CAAC aims to restore air traffic to 70 percent of pre-pandemic levels by January 6

Since the government announced new rules dealing with Covid-19 on December 6, domestic flights have almost trebled to 8,000 a day from fewer than 3,000.

Photo by Kuang Da

Photo by Kuang Da

By XUE Bingbing

 

Air traffic in China will be back to 70 percent of the 2019 level by January 6 2023 and gradually increase after that, the Civil Aviation Administration of China (CAAC) said on December 14. Since the government announced “ten new rules” to ease Covid restrictions on December 6, the number of domestic flights has increased to 8,000 a day from fewer than 3,000 at the beginning of the month.

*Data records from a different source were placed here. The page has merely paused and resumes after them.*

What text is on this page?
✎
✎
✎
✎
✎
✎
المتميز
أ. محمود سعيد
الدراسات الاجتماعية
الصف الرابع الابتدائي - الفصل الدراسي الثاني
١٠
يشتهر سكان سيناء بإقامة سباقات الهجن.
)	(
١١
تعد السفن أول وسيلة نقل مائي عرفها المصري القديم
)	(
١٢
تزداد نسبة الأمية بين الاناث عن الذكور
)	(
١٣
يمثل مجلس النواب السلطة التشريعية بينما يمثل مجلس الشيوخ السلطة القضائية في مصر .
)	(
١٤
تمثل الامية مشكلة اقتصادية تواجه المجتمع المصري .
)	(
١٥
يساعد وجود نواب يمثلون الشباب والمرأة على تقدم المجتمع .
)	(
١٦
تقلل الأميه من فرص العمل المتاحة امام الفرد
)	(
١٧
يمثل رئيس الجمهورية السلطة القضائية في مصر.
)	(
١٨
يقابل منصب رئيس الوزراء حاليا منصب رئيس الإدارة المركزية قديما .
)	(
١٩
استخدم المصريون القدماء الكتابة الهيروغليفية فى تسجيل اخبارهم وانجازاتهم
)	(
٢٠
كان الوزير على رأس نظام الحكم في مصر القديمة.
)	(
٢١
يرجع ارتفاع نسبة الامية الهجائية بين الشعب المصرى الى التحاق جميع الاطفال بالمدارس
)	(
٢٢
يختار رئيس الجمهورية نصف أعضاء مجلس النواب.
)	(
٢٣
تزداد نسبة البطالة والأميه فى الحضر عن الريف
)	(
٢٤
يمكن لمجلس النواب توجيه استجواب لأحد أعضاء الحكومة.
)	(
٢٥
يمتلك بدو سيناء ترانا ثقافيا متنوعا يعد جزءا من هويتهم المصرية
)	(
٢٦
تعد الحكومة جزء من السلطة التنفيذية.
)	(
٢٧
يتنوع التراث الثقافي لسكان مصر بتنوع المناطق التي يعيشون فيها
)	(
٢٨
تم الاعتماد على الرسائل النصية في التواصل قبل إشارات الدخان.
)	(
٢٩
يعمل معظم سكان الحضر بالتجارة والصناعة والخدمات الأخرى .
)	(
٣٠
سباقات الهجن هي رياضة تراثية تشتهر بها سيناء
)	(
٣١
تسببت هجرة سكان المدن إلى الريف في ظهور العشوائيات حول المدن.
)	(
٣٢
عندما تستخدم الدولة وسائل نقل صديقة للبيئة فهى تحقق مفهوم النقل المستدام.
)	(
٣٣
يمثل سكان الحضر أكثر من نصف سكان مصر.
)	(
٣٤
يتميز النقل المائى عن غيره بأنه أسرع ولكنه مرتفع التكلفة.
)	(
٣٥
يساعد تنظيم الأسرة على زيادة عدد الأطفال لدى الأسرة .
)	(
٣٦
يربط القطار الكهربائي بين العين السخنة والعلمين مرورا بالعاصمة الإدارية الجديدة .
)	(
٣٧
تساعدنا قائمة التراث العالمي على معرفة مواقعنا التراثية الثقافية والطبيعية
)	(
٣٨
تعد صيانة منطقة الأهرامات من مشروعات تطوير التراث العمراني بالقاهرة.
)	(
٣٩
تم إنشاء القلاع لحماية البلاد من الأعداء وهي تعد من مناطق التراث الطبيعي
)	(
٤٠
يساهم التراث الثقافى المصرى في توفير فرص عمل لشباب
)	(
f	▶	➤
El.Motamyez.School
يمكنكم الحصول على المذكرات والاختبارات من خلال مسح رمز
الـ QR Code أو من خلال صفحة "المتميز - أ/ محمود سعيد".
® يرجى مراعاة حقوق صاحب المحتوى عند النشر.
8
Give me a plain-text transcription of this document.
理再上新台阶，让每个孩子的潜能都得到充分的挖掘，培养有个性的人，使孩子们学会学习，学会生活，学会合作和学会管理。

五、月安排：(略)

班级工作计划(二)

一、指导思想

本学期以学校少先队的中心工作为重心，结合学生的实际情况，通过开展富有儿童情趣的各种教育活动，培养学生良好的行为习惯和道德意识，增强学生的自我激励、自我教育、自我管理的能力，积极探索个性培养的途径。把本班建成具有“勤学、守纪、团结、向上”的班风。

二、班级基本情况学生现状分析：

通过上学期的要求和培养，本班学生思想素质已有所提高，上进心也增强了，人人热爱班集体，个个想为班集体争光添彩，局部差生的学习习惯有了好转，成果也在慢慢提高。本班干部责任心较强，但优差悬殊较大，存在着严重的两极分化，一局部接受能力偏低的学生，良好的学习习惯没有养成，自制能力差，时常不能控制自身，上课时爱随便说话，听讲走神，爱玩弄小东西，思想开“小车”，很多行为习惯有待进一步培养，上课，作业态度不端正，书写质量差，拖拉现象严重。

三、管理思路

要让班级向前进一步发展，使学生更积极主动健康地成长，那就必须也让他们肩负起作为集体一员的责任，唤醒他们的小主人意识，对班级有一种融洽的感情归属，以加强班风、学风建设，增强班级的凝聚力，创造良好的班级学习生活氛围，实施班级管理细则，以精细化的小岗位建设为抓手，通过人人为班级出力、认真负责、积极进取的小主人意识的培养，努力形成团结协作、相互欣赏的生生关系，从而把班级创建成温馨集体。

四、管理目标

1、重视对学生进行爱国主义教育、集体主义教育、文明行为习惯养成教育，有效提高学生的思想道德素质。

There will be three stages of recovery, according to the CAAC. To give airlines enough time to hire and refresh crew, there will be no more than 11,280 daily flights before January 6. From then to the end of January, air traffic will gradually increase to a maximum of 13,667 flights a day. The aviation industry will be in a "stable recovery period" in February and March.

To ensure safety, airlines must have enough capacity to keep up with the increase, CAAC said. The guidelines include detailed requirements on who can pilot what kind of aircraft. Pilots who have done fewer than three take-offs and landings in 90 days, for example, must be retrained before getting back to work. If a captain has flown no more than 12 flights in the past 180 days, he must co-pilot two flights before serving as captain again.

CAAC also revoked mandatory Covid test requirements for crew members on Friday.

A pilot from China Eastern Airlines told Jiemian News that many pilots would not meet the flight hour requirements in the new guidelines due to low volumes in the past few months. But, he said, it won’t take long to get their qualification back. “Most airlines have established processes to retrain pilots,” he said.

The number of passengers increased 124 percent in the first two weeks of December, from around 350,000 to 780,000. Although in most cases, negative Covid tests and green health codes are no longer needed to travel around the country, demand hasn’t bounced back as quickly as supply. Many would-be travelers are still cautious, especially in big cities with surging case counts.

“Airlines have enough capacity,” the China Eastern Airlines pilot said. “The key is how fast demand catches up.”

Plane tickets are cheaper after “ten new rules” than before. The average price has dropped 11 percent in December since the highs in the first week of the month.